Exposure–response relationship for ramucirumab from the randomized, double-blind, phase 3 REVEL trial (docetaxel versus docetaxel plus ramucirumab) in second-line treatment of metastatic non-small cell lung cancer

Purpose: Ramucirumab plus docetaxel improved survival in REVEL, a randomized phase 3 trial for patients with Stage IV non-small cell lung cancer after standard platinum-based chemotherapy. This exploratory analysis evaluated the exposure–response relationship of ramucirumab from REVEL. Methods: Patients received ramucirumab (10 mg/kg) or placebo plus docetaxel (75 mg/m2) every 3 weeks. Pharmacokinetic samples were collected. A population pharmacokinetic analysis predicted ramucirumab minimum concentration after first-dose administration (Cmin,1) and average concentration at steady state (Cave,ss). Predicted Cmin,1 and Cave,ss were used to evaluate the relationship between ramucirumab exposure and efficacy and safety, respectively.

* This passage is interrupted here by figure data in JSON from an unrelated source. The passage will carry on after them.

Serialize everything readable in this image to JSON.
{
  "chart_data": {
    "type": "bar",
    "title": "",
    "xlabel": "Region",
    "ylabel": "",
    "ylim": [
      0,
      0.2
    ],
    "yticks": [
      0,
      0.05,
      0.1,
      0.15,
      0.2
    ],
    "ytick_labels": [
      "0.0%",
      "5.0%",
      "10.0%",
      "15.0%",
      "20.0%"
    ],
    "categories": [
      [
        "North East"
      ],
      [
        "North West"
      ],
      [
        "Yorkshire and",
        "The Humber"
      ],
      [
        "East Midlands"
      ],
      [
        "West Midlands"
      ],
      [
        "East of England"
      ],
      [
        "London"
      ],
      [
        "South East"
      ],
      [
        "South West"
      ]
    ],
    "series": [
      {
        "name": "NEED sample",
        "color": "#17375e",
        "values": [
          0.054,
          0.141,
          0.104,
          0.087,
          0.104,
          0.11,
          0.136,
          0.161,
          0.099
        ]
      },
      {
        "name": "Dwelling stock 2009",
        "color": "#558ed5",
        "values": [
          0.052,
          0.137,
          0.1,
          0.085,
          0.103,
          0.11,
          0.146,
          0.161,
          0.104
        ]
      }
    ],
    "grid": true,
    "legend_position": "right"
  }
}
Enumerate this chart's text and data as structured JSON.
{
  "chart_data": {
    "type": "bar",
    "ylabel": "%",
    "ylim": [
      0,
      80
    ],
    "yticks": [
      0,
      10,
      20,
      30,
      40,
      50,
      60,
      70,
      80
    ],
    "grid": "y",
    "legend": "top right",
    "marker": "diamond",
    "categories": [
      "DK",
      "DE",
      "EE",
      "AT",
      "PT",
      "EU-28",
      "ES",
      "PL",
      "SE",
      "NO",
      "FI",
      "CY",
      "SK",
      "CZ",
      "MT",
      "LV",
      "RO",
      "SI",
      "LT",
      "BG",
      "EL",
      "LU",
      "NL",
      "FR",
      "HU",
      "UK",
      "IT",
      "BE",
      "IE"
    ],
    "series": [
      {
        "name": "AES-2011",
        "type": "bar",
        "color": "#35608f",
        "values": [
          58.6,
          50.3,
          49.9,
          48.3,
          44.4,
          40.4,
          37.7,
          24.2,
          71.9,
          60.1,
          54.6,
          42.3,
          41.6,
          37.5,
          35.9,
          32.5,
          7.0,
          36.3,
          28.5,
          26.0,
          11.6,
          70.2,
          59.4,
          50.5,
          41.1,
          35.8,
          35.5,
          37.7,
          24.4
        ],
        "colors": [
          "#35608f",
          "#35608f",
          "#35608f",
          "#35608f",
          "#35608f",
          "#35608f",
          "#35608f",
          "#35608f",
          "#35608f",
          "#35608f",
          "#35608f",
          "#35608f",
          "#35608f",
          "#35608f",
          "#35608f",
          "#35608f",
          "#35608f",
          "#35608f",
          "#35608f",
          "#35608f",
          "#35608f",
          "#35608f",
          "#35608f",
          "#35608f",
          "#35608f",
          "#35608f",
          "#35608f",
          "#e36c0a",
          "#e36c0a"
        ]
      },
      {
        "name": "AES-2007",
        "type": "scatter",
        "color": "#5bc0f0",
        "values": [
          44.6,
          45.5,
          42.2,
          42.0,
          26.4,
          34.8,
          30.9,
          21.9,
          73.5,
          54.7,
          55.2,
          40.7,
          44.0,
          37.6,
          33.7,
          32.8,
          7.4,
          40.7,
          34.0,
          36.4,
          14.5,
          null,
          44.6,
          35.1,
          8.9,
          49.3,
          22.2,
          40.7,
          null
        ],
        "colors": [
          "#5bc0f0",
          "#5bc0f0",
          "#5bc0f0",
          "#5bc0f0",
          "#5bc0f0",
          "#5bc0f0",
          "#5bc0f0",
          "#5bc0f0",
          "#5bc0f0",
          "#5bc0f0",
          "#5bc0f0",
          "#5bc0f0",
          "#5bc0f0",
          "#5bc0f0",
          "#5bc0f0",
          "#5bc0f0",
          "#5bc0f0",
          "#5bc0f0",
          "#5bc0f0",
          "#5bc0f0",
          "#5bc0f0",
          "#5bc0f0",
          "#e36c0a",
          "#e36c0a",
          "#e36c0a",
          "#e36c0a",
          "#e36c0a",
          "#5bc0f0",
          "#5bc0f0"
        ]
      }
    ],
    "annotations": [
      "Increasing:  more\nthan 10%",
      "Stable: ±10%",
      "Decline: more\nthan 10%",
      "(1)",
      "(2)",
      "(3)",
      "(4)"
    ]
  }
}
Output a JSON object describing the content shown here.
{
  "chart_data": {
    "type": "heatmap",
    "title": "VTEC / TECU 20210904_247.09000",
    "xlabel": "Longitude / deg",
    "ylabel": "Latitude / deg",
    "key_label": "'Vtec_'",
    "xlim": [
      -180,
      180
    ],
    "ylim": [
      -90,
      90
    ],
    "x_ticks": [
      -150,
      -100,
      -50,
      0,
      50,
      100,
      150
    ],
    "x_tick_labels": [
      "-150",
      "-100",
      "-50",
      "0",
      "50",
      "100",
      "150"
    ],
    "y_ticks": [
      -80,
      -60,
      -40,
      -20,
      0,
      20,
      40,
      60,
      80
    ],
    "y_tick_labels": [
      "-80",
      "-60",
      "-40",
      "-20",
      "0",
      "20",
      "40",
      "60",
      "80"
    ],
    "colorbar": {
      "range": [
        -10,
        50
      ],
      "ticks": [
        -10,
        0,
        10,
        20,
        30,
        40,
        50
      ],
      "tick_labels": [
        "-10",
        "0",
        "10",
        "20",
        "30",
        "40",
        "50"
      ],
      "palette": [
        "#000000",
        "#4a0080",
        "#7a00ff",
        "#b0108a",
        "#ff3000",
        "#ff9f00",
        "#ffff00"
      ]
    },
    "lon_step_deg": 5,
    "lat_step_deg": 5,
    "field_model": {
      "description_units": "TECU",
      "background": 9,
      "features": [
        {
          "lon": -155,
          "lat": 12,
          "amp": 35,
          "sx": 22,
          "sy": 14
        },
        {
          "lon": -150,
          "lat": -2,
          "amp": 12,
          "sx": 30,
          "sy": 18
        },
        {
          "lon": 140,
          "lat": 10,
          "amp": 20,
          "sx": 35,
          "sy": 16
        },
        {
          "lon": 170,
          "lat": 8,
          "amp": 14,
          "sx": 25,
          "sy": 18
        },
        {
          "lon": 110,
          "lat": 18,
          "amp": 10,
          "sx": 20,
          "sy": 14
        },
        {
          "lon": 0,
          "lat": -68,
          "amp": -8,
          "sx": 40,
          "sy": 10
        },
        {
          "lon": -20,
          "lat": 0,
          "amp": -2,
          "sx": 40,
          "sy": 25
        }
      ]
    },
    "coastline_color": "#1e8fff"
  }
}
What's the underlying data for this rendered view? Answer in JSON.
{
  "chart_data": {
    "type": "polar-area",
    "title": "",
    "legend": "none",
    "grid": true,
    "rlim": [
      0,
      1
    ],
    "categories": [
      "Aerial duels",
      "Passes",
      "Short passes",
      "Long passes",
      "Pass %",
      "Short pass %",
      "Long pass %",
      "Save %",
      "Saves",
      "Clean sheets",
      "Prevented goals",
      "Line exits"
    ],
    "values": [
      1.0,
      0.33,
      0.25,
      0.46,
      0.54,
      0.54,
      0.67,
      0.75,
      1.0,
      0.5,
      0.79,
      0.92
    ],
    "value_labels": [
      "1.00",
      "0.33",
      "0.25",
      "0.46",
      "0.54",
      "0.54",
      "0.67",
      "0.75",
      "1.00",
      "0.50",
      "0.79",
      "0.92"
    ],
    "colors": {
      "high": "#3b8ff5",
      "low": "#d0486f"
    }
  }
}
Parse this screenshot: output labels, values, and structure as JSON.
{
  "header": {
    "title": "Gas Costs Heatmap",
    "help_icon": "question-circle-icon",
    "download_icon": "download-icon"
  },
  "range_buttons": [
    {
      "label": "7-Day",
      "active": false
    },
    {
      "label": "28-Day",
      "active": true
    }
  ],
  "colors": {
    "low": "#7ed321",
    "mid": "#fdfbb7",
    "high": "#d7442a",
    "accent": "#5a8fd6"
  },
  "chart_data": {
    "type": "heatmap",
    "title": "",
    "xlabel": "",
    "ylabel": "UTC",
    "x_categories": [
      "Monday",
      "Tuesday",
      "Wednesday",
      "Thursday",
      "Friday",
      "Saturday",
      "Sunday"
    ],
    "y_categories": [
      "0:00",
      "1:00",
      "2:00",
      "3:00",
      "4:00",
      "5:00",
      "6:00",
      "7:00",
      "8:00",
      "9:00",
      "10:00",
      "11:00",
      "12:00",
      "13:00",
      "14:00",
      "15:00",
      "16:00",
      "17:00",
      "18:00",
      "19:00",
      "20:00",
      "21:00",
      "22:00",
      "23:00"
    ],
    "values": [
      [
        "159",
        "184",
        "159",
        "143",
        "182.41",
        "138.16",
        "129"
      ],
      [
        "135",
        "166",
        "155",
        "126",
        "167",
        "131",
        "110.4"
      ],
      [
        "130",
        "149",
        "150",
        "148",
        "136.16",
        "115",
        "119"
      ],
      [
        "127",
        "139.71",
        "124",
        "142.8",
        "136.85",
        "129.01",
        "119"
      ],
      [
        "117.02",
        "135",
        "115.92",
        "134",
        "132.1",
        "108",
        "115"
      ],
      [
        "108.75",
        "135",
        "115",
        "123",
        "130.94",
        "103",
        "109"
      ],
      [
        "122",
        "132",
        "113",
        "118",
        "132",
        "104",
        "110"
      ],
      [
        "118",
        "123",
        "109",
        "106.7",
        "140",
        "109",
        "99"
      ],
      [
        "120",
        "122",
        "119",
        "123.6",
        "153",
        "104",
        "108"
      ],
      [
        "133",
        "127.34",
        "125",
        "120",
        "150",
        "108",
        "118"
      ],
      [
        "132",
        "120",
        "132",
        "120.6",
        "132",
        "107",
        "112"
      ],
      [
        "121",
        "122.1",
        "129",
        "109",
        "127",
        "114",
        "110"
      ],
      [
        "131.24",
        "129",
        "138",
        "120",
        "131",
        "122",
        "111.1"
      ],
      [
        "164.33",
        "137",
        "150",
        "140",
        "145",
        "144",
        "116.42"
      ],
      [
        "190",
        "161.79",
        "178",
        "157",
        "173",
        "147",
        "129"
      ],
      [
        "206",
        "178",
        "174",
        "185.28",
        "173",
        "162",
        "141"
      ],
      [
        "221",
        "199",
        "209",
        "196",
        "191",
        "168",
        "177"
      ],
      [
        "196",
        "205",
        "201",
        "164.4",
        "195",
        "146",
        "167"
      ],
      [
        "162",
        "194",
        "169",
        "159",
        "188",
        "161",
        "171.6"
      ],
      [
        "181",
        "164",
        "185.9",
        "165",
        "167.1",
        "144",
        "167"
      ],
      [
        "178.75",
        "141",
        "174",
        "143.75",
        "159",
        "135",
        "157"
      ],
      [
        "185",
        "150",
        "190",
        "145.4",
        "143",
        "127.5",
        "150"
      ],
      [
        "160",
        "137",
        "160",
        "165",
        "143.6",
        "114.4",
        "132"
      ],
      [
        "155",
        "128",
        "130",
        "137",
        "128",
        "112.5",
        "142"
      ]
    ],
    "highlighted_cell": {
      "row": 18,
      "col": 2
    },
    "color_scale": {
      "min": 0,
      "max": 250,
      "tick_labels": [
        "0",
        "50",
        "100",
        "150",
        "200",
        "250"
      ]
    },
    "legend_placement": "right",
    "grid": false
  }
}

Exposure–efficacy was assessed by Kaplan–Meier and Cox regression analyses; exposure–safety was assessed by ordered categorical analyses. Results: Analyses included 376 patients treated with ramucirumab plus docetaxel and 366 patients treated with placebo plus docetaxel (364 for safety population). After adjusting for corresponding prognostic factors, the association between overall survival (OS) and Cmin,1 was statistically significant (p = 0.0110), although progression-free survival (PFS) showed a marginal association (p = 0.0515). At high ramucirumab exposures (Cmin,1), greater improvements (smaller hazard ratios) were seen for OS and PFS when stratified by Cmin,1 exposure quartiles. A statistically significant correlation was observed between ramucirumab Cave,ss and grade ≥ 3 febrile neutropenia and hypertension. Conclusions: An association was observed between ramucirumab exposure and efficacy. Higher ramucirumab exposure was associated with improved clinical outcomes and increased toxicity in this analysis. Two exposure–response prospective randomized trials are being conducted to address causation (NCT02443883 and NCT02514551), with encouraging preliminary results (Ajani et al. in Ann Oncol 28:abstr 698P, 2017).